1) Pointer-based navigation piles have difficulties in matching the
    performance of classical heaps that are implicit data
    structures. However, the difference is not that big, and when the
    elements being manipulated are large, piles are clearly faster than
    heaps.

2) Compact navigation piles that rely on bit packing can be hopelessly
    slow on contemporary computers. This made us to conclude that most
    packed data structures and algorithms relying on packing have very
    little practical relevance.


* The comparison complexity of priority-queue operations [Amr, Claus, Jyrki]

A priority queue is an abstract data type that should be provided as a
standard library component. In spite of its practical importance, it
has been long an open problem how to achieve the best possible bounds
--- taking into account constant factors --- for various
priority-queue operations. We have been able to devise a realization
of a priority queue which has optimal performance when the operations
to be supported are insert(), find-min(), delete-min(), and delete();
and almost optimal performance if in addition decrease-key() is to be
supported.


* A critical analysis of randomized data structures [Hervé, Tomi, Jyrki]
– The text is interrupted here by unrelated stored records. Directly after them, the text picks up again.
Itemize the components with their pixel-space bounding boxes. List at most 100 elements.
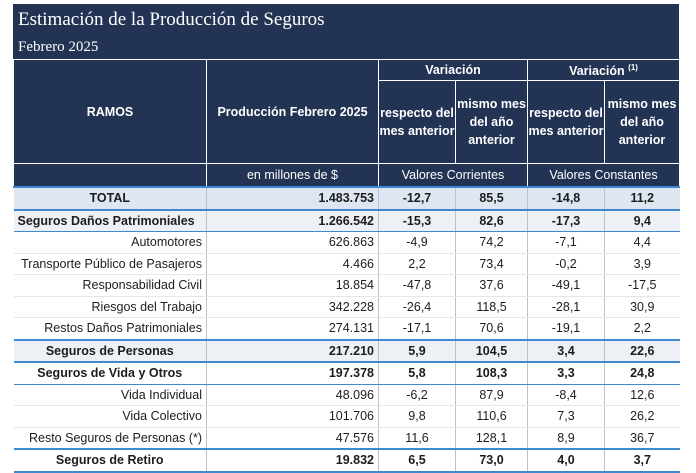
cell-corr-mes: -15,3 — [378, 208, 456, 232]
table-row: Vida Individual 48.096 -6,2 87,9 -8,4 12… — [13, 384, 680, 406]
table-row: Resto Seguros de Personas (*) 47.576 11,… — [13, 427, 680, 450]
cell-corr-mes: 11,6 — [378, 427, 456, 450]
row-label: Vida Colectivo — [13, 405, 207, 428]
cell-const-mes: 7,3 — [527, 405, 605, 428]
cell-produccion: 18.854 — [206, 274, 379, 297]
row-label: Automotores — [13, 231, 207, 254]
table-row: Vida Colectivo 101.706 9,8 110,6 7,3 26,… — [13, 405, 680, 428]
cell-corr-mes: 6,5 — [378, 448, 456, 473]
cell-const-mes: 4,0 — [527, 448, 605, 473]
header-ramos: RAMOS — [13, 59, 207, 164]
cell-const-anio: 12,6 — [604, 384, 680, 406]
row-label: Seguros de Retiro — [13, 448, 207, 473]
cell-const-anio: 2,2 — [604, 317, 680, 340]
cell-const-mes: -8,4 — [527, 384, 605, 406]
cell-produccion: 19.832 — [206, 448, 379, 473]
cell-const-mes: -7,1 — [527, 231, 605, 254]
cell-const-anio: 22,6 — [604, 338, 680, 363]
cell-corr-anio: 82,6 — [455, 208, 528, 232]
table-row-personas: Seguros de Personas 217.210 5,9 104,5 3,… — [13, 338, 680, 363]
cell-corr-anio: 70,6 — [455, 317, 528, 340]
cell-corr-mes: 5,8 — [378, 361, 456, 385]
header-variacion-corriente: Variación — [378, 58, 528, 82]
cell-corr-mes: -6,2 — [378, 384, 456, 406]
cell-produccion: 1.483.753 — [206, 186, 379, 211]
header-valores-constantes: Valores Constantes — [526, 163, 681, 188]
cell-const-anio: 11,2 — [604, 186, 680, 211]
cell-const-mes: 8,9 — [527, 427, 605, 450]
header-unidades: en millones de $ — [206, 163, 379, 188]
cell-produccion: 274.131 — [206, 317, 379, 340]
title-block: Estimación de la Producción de Seguros F… — [13, 4, 679, 59]
cell-produccion: 47.576 — [206, 427, 379, 450]
cell-corr-anio: 85,5 — [455, 186, 528, 211]
table-row-vida: Seguros de Vida y Otros 197.378 5,8 108,… — [13, 361, 680, 385]
row-label: Riesgos del Trabajo — [13, 296, 207, 318]
cell-const-anio: 30,9 — [604, 296, 680, 318]
cell-corr-mes: 5,9 — [378, 338, 456, 363]
header-mismo-mes: mismo mes del año anterior — [455, 80, 528, 164]
cell-corr-mes: 9,8 — [378, 405, 456, 428]
table-row: Restos Daños Patrimoniales 274.131 -17,1… — [13, 317, 680, 340]
footnote-marker: (1) — [628, 62, 638, 72]
cell-corr-anio: 73,0 — [455, 448, 528, 473]
table-row: Responsabilidad Civil 18.854 -47,8 37,6 … — [13, 274, 680, 297]
header-produccion: Producción Febrero 2025 — [206, 59, 379, 164]
table-row-retiro: Seguros de Retiro 19.832 6,5 73,0 4,0 3,… — [13, 448, 680, 473]
row-label: TOTAL — [13, 186, 207, 211]
cell-corr-anio: 37,6 — [455, 274, 528, 297]
report-title: Estimación de la Producción de Seguros — [18, 9, 325, 30]
cell-corr-mes: -47,8 — [378, 274, 456, 297]
cell-const-mes: 3,4 — [527, 338, 605, 363]
cell-const-mes: -14,8 — [527, 186, 605, 211]
cell-produccion: 197.378 — [206, 361, 379, 385]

The main virtue of randomized algorithms is that often offer good
average-case performance without any assumptions about the elements
manipulated. In spite of this, randomized data structures --- in our
study randomized search trees --- are normally analysed under the
assumption that all elements are accessed with equal probability. This
gives an overly optimistic picture about their performance. According
to our theoretical and experimental analysis, the expected worst-case
behaviour of randomized search trees is much worse than that of their
best deterministic counterparts.


* Building heaps faster [Jyrki]

The construction of a heap is a classic data-structuring problem. For
all practical purposes the problem has been solved satisfactorily, but
as to its comparison complexity there is still a gap between the best
known lower bounds and upper bounds. Several conjectures have been
made about the optimal behaviour in the worst case and in the average
case. We have tried hard to disprove the stated conjectures, and have
been able to make some progress in the area of average-case algorithms.